Quatre leviers pour améliorer la pertinence des soins

Pour la présidente de la HAS, Dominique Le Guludec, qui pilote le chantier sur la pertinence des soins, la sous-consommation médicale est tout aussi contraire à la pertinence des soins que la sur-prescription. 

A l’occasion des « Contrepoints de la Santé » organisés à Paris et qui étaient consacrés à « l’autorité et la pratique médicale », un débat a réuni la présidente de la haute Autorité de Santé (HAS), Dominique Le Guludec, et Jean-Paul Ortiz, le président de la CSMF. La première, qui s’est vu confier début mars par la ministre de la Santé le chantier relatif à la pertinence des soins dans le cadre de la stratégie de transformation du système de santé, a exposé ses vues sur la pertinence et indiqué plusieurs pistes pour l’améliorer. Elle a tout d’abord affirmé la nécessité de distinguer « la pertinence individuelle dans l’acte », « la prise en charge du malade », et « l’efficience globale du système ». « Je pense que les deux se rejoignent très souvent, mais il faut bien faire attention à distinguer les deux », souligne Dominique Le Guludec. La présidente de la HAS a également insisté sur l’importance de ne pas uniquement pointer la sur-prescription lorsque l’on parle de pertinence, mais de prendre aussi en considération la sous-consommation, « au moins aussi délétère ». « Quand on ne fait pas assez de dépistage du cancer, quand on ne fait pas de vaccination de la rougeole, quand on sous-consomme, on soigne des patients à des stades plus tardifs et on arrive à des complications, ça obère la qualité des soins et ça coûte très cher aussi », a souligné Dominique Le Guludec. 

Pour la présidente de la HAS, il y a quatre leviers d’action possibles pour pousser la communauté médicale à accompagner la pertinence des soins :

1. La formation continue des médecins, avec la contrainte de la « recertification des professionnels de santé ».

2. Les incitations financières à la qualité.

3. La prise en compte du regard des patients, responsabilisant pour les médecins.

4. L’intérêt des professionnels de santé dans la connaissance et l’évolution de leurs pratiques par rapport à leurs collègues et aux recommandations.

Concernant ce dernier levier, Domnique Le Guludec a mentionné qu’il devrait bénéficier, d’une part de l’amélioration des indicateurs existants et d’autre part, de l’élaboration de nouveaux « indicateurs de qualité des parcours » que prévoit la lettre de mission d’Agnès Buzyn aux animateurs de ce chantier de la pertinence des soins. 

« Aujourd’hui, l’ensemble des médecins est imprégné de ces éléments qui ont pris toute leur place, estime Jean-Paul Ortiz. Et nous sommes passés d’une culture des process à une culture plus anglo-saxonne du résultat ». Pour autant, s’il juge que « la situation est mûre pour évoluer », il exhorte les autorités de tutelle à « ne pas aller trop vite ». «  Je pense que la problématique des indicateurs doit rester aux mains des professionnels », a souligné le président de la CSMF qui a déclaré avoir « un peu de mal à se retrouver dans la HAS ». Une façon de rappeler au passage qu’avec les dernières nominations intervenues, le collège de la HAS ne compte plus aucun représentant des médecins libéraux dans ses rangs. 

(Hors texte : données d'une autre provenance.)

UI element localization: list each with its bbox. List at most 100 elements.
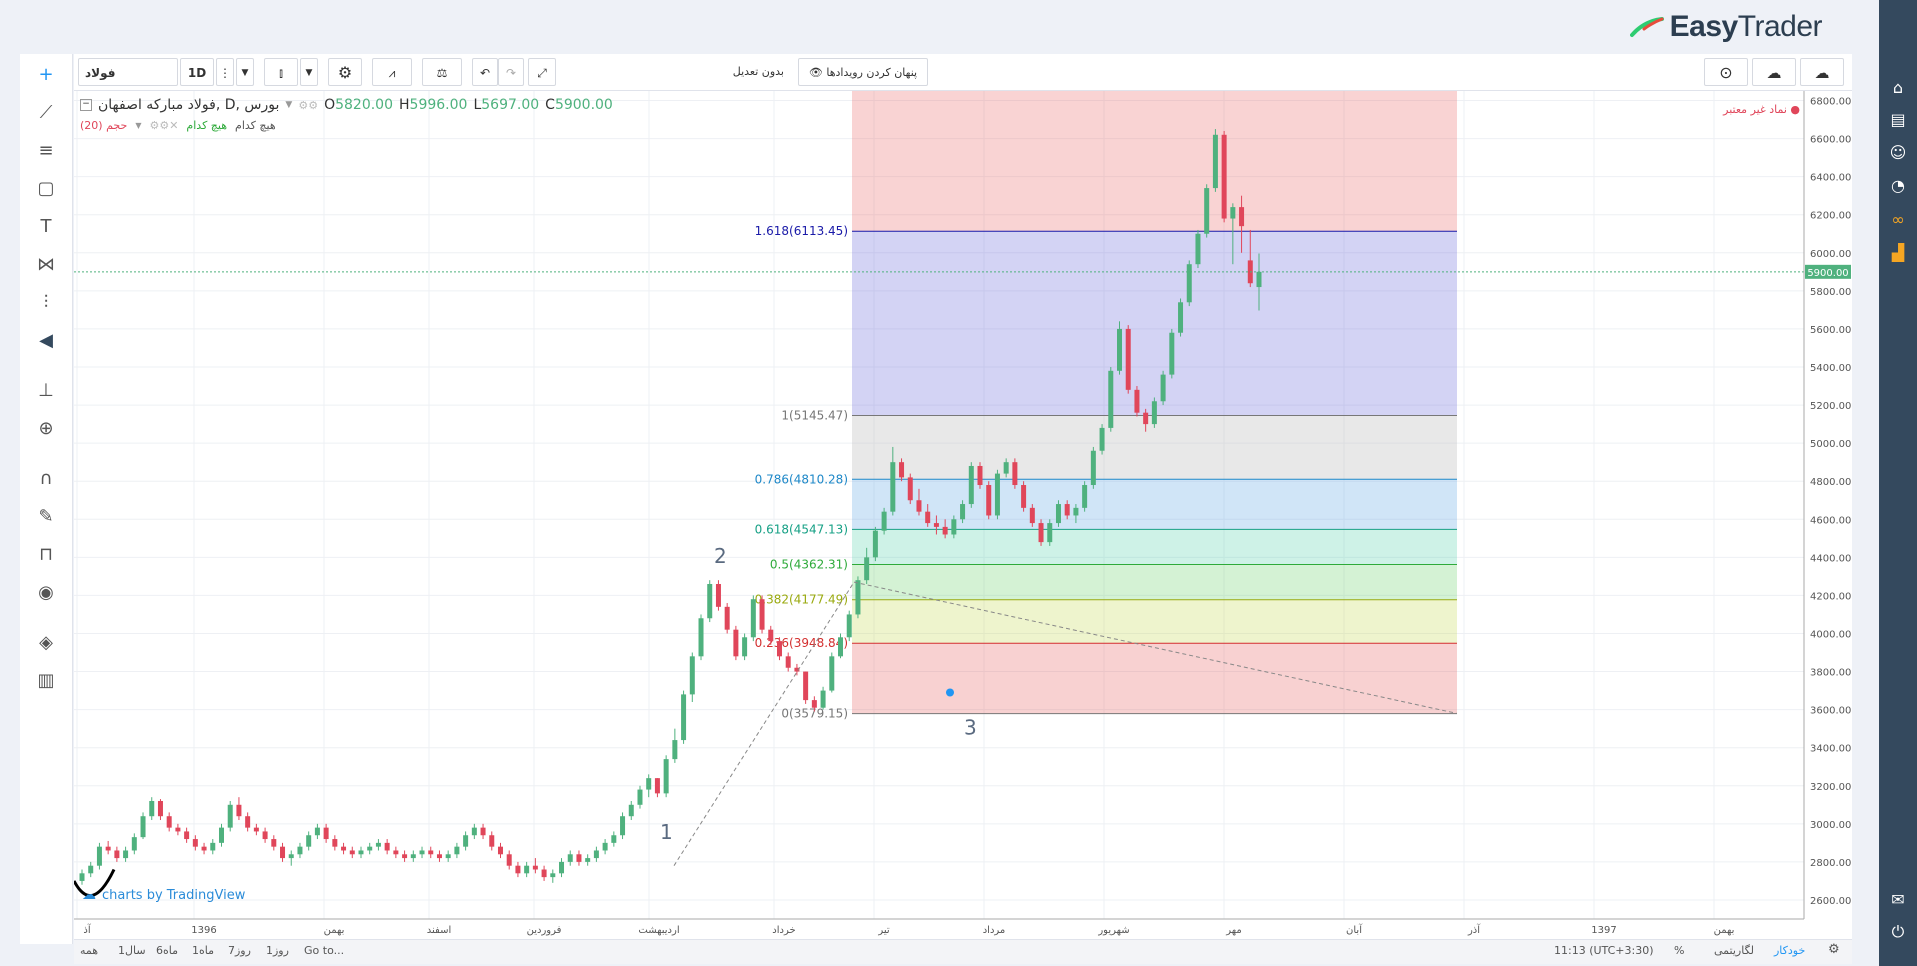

Message reçu par Dominique Le Guludec : « La HAS n’est pas un endroit de lobbying, le but de la HAS est le bénéfice du patient, donc ça peut heurter de temps en temps des intérêts catégoriels, mais on ne fait rien sans les professionnels », a-t-elle répondu, en mentionnant notamment l’élaboration de futurs indicateurs de qualité des soins.

Les deux débatteurs ont également échangé sur les modalités de développement de la télémédecine et de la téléexpertise. Dominique Le Guludec a rappelé que la HAS avait estimé « qu’aucune situation clinique ne peut être exclue a priori », pourvu qu’elle soit pratiquée dans de bonnes conditions, avec notamment « un outillage adéquat ». Elle a aussi rappelé que la haute Autorité de Santé devait publier « un guide sur le bon usage et la qualité des pratiques de téléconsultation et de téléexpertise » d’ici la fin de l’année.